Q6. You have worked in TV serials, Commercials, Hollywood movies and Bollywood movies. Tell us some memorable incidents from those.

I remember the vibe on the sets of ‘3 Idiots’. There was an energy, a common purpose, a simultaneous ease and focus that was particularly motivating. Everyone was there to make a better film, a better scene, a better line of dialogue. Whether it was shaking the bejeezus out of Sharman Joshi (who, after each take, would grin and say, “Shake me harder!”) or shouting in the face of the very sporting Kareena Kapoor at 4 a.m., everyone had such an exceptionally positive state of mind.

Q7. ‘3 Idiots’ and ‘Gujaarish’ being movies of very different genre, what did it take to prepare to act in such movies?


 I prepared the roles differently.

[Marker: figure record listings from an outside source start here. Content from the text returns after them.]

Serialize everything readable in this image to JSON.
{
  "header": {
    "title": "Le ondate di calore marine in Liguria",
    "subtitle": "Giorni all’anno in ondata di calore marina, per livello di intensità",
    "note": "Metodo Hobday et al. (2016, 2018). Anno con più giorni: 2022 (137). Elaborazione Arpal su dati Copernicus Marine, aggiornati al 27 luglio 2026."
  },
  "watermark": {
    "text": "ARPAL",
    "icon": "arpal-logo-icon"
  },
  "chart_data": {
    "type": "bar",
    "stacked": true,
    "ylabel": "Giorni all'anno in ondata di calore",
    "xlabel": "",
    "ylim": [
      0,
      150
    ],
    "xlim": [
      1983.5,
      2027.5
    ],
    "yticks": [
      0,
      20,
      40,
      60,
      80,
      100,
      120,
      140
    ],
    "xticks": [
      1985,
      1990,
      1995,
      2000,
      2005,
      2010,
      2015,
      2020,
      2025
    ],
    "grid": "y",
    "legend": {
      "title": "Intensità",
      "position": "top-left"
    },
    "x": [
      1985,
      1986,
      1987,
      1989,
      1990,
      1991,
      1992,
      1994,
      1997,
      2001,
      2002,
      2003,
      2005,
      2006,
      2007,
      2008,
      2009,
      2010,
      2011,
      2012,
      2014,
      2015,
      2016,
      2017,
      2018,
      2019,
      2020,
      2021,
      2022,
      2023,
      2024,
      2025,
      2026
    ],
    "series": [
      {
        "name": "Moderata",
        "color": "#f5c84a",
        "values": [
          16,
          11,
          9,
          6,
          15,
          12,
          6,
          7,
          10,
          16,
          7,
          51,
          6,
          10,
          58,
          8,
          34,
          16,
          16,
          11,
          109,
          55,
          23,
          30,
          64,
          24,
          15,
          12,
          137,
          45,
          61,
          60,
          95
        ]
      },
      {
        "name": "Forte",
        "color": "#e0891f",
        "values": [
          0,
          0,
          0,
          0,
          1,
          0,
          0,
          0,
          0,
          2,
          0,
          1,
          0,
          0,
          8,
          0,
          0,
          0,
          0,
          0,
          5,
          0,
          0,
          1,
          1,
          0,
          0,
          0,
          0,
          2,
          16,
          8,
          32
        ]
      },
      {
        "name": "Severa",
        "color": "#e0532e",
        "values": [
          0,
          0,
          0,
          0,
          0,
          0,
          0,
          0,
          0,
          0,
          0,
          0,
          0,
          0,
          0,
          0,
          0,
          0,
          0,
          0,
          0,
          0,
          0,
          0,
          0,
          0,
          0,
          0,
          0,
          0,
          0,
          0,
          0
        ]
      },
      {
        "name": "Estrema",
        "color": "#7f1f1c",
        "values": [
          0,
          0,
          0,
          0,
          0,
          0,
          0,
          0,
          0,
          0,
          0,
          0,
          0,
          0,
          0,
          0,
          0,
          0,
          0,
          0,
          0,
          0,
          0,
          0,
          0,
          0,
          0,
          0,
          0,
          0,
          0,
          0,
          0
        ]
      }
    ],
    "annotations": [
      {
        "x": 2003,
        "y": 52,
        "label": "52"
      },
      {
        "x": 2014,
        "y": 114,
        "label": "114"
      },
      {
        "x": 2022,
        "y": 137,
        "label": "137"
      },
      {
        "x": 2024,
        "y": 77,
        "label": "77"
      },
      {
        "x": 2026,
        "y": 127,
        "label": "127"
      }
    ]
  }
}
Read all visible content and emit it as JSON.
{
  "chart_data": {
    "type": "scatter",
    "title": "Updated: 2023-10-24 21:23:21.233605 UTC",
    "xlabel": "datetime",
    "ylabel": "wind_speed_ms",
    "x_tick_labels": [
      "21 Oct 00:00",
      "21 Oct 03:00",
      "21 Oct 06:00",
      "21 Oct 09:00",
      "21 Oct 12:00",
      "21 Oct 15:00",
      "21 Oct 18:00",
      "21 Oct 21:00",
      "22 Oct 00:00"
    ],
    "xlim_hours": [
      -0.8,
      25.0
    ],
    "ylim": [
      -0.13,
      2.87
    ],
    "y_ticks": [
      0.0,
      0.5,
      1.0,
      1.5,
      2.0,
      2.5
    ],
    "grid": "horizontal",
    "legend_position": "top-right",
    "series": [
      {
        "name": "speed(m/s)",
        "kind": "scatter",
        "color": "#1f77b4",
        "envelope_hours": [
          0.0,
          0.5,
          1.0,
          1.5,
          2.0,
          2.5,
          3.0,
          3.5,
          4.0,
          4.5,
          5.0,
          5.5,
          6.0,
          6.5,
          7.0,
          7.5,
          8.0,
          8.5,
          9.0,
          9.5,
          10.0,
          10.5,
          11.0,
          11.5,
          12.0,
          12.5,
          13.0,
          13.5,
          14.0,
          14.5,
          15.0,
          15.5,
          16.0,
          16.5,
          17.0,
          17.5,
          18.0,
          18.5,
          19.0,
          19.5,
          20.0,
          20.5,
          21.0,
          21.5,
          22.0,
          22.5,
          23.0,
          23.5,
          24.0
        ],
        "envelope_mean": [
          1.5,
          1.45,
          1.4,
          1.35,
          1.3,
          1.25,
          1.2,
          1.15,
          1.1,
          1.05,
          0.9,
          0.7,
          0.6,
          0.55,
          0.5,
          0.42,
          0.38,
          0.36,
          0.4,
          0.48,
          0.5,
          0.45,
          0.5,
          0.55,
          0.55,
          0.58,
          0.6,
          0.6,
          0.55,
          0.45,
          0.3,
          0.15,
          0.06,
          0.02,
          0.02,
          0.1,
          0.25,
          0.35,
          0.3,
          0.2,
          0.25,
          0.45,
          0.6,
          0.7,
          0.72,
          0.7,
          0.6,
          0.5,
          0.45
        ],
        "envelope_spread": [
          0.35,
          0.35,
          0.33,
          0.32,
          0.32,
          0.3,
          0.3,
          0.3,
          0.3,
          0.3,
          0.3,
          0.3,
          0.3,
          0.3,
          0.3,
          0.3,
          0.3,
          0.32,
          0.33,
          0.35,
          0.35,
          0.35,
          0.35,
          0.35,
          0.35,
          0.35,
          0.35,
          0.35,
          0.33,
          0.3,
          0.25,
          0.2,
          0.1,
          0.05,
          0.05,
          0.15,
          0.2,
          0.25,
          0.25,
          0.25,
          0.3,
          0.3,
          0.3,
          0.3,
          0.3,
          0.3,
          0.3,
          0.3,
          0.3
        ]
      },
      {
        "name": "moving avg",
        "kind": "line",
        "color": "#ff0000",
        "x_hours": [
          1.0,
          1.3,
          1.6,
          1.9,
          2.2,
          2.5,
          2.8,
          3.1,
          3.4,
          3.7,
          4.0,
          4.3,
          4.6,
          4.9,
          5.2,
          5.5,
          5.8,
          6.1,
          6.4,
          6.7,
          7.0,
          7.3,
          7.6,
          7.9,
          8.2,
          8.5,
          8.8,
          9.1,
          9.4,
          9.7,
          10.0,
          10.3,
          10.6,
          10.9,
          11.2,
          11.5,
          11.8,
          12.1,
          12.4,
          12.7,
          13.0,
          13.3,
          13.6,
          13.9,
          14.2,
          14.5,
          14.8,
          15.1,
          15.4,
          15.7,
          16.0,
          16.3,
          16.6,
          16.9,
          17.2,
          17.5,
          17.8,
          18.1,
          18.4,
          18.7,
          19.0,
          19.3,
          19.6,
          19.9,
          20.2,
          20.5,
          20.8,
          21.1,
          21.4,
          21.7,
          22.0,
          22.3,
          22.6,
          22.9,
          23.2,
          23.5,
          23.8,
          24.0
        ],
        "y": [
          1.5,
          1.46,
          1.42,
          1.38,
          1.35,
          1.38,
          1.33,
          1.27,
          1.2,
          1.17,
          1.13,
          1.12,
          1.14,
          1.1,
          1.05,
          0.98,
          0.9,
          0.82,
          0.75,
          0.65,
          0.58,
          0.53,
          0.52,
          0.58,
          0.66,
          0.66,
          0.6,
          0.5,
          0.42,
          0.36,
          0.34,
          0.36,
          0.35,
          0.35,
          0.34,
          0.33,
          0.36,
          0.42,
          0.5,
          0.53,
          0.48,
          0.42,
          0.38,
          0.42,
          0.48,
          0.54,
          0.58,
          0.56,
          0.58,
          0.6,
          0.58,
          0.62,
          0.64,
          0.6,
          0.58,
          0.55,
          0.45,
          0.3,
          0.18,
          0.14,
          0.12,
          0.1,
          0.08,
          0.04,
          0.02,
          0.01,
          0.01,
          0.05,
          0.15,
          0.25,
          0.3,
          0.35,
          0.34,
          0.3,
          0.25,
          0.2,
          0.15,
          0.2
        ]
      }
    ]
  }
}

For ‘3 Idiots’s Suhas Tandon, the role of the character in the context of the story, I drew on French theatre’s tradition of physical comedy, comédie de mœurs, to create an exaggerated and slightly buffoonish character.

 ‘Guzaarish’ is a serious drama, and Father Samuel had to present the voice of structured religion against the main character Ethan. At the same time Father Samuel is the local priest, so it was about striking a balance between being a likeable person and asserting the authority he represents. I generally treated it more realistically and humanly, with just a hint of the bumble you find in Italian films when they depict small-town priests.

 Q8. Who has been the inspiration behind your upcoming novel ‘Warrior’?

 There’s no particular person who inspired ‘Warrior’. My hero Saam, you could say, is inspired by all the heroes in all the stories I’ve imbibed during the course of my life. You may find traces of Arjun in him, of Hamlet, of Aragorn son of Arathorn, of Conan the Cimmerian.

 Q9. You are an inspiration for many of the readers. What would you advise the young MBAs and entrepreneurs in the making?

          That’s really kind of you to say. The only advice I could possibly give is the advice I try to follow in my own life: to follow what interests me, and to know why I’m doing what I’m doing. I find it applies to every aspect of my life, and it has only helped me going forward.